Si algún día consiguen cargarse la misa de la tele, propongo que el hueco de la parrilla lo rellenemos con sus intervenciones parlamentarias. No en el mismo horario, por supuesto, porque nuestros mayores y enfermos no se merecen sobresaltos ni sufrimientos añadidos.
Pero ver, por ejemplo, la intervención en la Comisión de Justicia de quienes tachan las inmatriculaciones de la Iglesia de “rapiña” y “trama”; observar cómo se enredan sin pudor con los conceptos para acudir a “concordatos” que ya no existen o a un “laicismo” que no contempla la Constitución que debieran conocer; ignorar a más de un tercio de los españoles para cargarse la asignación tributaria porque no les gustan ni las sotanas ni los hábitos; o, en un rapto alucinógeno, reclamar la legislación de 1931 que permitió establecer el carácter público de 36 catedrales y más de 200 iglesias, reivindicando así la manera más torpe de afrontar “la cuestión religiosa” en España, sí tiene precio: el de abrirnos los ojos y caer en la cuenta de que, por sí misma, la dignidad que debe tener quien representa al pueblo en el Congreso no trae de serie la cualificación que pareciera pertinente para esa responsabilidad.

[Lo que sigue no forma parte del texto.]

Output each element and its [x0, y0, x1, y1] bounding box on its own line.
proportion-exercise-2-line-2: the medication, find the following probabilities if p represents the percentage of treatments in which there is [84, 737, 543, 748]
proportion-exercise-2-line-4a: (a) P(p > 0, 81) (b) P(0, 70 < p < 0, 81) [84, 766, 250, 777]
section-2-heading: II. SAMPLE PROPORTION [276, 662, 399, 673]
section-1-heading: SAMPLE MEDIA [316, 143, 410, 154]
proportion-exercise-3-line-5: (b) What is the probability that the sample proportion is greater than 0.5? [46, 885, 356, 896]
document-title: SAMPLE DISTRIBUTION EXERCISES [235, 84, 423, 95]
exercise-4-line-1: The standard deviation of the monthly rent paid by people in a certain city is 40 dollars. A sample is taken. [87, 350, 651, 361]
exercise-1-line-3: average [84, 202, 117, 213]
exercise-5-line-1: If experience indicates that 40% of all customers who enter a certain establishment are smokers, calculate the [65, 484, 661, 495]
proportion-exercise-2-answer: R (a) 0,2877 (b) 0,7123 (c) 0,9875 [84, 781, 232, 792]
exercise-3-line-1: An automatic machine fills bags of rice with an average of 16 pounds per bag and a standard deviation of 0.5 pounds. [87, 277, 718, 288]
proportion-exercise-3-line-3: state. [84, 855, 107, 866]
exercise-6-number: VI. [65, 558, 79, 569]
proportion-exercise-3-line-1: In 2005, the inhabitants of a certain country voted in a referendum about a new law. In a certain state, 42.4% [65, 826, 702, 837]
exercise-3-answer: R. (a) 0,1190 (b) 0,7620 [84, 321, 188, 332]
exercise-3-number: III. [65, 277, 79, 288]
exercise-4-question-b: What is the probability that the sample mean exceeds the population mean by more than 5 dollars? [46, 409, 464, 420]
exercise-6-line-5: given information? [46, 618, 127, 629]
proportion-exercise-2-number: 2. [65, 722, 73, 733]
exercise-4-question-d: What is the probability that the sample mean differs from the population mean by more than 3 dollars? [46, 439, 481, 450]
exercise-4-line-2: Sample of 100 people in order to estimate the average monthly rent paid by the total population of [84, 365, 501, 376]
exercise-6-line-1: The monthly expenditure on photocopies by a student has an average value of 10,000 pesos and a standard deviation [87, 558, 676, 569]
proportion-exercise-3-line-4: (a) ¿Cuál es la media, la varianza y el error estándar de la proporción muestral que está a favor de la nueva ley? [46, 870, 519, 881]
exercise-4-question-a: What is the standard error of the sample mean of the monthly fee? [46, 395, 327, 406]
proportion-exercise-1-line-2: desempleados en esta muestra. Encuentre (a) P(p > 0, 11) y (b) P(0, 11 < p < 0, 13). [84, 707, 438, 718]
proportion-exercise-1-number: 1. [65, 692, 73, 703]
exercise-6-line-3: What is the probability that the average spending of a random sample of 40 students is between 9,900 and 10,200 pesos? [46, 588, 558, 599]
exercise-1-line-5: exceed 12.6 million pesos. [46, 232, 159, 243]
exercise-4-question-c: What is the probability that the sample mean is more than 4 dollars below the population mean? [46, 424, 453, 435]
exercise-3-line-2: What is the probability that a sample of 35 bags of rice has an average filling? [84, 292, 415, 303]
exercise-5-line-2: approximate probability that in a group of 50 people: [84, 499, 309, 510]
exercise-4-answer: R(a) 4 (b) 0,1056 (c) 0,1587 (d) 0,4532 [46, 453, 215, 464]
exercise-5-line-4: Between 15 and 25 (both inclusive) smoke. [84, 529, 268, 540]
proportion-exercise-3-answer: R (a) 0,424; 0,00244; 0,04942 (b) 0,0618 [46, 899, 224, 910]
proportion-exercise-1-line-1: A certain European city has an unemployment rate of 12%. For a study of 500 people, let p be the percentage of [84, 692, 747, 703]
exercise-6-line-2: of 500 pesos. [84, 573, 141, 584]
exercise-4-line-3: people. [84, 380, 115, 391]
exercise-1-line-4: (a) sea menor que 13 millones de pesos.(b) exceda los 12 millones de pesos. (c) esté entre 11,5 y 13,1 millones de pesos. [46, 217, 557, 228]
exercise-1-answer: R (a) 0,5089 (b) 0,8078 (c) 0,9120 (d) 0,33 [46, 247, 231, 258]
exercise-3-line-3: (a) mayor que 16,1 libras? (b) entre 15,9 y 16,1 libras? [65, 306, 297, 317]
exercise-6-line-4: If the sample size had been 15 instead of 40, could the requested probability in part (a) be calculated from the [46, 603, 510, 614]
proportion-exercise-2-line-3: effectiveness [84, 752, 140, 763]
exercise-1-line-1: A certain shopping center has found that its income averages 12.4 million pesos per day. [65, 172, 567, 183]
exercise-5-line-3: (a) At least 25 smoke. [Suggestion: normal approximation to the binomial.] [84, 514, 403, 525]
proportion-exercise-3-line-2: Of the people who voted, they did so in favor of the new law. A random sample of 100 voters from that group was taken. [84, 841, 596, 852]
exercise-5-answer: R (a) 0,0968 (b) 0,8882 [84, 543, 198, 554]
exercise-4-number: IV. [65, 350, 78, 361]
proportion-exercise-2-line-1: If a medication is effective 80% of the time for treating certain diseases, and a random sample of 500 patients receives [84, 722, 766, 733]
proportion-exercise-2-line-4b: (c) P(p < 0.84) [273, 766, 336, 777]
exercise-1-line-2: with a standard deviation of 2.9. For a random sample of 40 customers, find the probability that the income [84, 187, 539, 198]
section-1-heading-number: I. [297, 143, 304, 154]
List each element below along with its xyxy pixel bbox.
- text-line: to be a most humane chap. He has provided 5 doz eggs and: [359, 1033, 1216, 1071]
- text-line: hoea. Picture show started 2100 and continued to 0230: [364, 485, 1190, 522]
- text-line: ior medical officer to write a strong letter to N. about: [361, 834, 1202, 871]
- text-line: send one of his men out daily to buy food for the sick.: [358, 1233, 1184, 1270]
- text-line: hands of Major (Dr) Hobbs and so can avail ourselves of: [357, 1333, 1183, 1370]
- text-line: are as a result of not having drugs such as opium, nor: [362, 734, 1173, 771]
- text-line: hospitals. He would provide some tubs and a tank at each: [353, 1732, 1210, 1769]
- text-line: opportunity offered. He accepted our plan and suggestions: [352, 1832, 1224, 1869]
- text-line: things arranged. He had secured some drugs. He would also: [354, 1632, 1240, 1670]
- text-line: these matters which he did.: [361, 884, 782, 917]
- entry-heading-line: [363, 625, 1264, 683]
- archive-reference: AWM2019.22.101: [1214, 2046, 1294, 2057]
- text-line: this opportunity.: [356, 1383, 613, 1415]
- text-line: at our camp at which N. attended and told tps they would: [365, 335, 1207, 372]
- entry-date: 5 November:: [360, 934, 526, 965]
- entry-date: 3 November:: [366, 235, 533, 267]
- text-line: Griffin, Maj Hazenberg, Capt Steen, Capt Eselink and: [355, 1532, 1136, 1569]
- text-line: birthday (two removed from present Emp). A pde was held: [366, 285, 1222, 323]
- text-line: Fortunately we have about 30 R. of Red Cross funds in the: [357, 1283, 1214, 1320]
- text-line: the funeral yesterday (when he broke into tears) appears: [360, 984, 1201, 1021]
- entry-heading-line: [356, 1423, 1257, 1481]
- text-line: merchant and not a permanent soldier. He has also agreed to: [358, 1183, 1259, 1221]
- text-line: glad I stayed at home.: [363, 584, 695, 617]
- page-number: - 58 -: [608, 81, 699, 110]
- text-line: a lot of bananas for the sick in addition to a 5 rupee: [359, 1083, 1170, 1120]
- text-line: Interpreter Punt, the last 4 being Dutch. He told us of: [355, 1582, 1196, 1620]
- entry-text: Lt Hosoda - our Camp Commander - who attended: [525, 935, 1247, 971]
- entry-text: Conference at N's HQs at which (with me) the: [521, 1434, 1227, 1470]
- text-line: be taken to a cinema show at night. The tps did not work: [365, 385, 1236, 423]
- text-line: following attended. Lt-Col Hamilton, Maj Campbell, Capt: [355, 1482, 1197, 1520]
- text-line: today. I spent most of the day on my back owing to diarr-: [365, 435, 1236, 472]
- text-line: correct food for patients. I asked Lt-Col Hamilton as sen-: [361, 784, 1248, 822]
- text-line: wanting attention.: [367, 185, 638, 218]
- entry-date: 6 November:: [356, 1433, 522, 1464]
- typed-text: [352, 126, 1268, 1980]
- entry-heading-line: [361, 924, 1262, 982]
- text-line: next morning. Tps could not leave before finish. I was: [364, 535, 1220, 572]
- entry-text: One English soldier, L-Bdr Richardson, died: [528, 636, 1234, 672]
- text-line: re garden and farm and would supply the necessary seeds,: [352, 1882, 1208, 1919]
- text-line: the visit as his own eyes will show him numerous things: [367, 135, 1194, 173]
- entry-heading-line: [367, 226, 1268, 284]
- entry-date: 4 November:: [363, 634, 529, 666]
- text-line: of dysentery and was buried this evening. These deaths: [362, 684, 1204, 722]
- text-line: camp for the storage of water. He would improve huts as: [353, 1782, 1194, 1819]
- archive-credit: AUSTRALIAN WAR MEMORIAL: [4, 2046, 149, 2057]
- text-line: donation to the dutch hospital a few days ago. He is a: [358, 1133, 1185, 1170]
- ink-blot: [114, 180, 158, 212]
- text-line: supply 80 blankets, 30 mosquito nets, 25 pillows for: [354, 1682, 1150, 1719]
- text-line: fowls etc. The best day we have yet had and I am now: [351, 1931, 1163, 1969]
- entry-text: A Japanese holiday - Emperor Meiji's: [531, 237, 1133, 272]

Eso sí, esta programación yo no la prolongaría más allá de una temporadita. Para cínicos, manipuladores y otros personajes sin demasiados escrúpulos ya tenemos las nuevas temporadas de ‘House of cards’ y ‘Juego de tronos’.
Verdaderamente, es una lástima que la única política religiosa que se sigue entendiendo en España sea la de intentar zurrarle a la Iglesia. El día en que nuestros aprendices de servidores públicos entiendan que el hecho religioso necesita de una agenda propia y comprendan su papel como el de un agente social más, que no tiene que ver solo con obispos, imanes, rabinos o pastores, sino con los millones de personas que han encontrado un sentido a su vida y tratan de vivirla conforme a ello, habremos empezado a dejar atrás algunas fijaciones impropias de una clase política europea.